Marc Oppenheim : Nous partageons un ADN et une vision de la ville similaires avec Nexity.  Dans cette logique, Crédit Agricole Immobilier privilégie dès que possible la revitalisation plutôt que la construction neuve. C’est ce que nous avons fait par exemple à Besançon avec la reconstruction de la Caisse régionale Franche Comté qui a permis d’obtenir un label HQE « excellent » et à Champagne-au-Mont-d’Or où nous transformons les 33 000 m2 du campus du Crédit Agricole Centre-est pour lui donner une nouvelle vie. Autre axe de notre politique bas carbone, nous réfléchissons nativement sur le cycle de vie, la réversibilité et les usages polyvalents de nos projets. Crédit Agricole Immobilier a ainsi été un des premiers promoteurs à proposer des appartements évolutifs. Ce concept en est aujourd’hui à sa troisième génération. Enfin, le réemploi de matériaux biosourcés et géosourcés est un levier fondamental de notre stratégie.

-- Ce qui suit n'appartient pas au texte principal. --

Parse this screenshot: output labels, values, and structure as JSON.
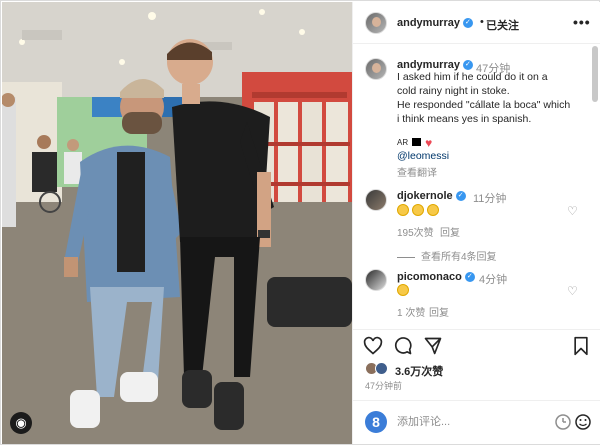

Dans le cadre du projet des Lumières Pleyel, nous visons le niveau Energie 2 Carbone 1 du label E+C- en travaillant jusque sur le choix de peintures écologiques dans la recherche de matériaux biosourcés.



Lire aussi :



Quelles sont les meilleures pratiques pour rendre les bâtiments économes en matière de consommation énergétique ?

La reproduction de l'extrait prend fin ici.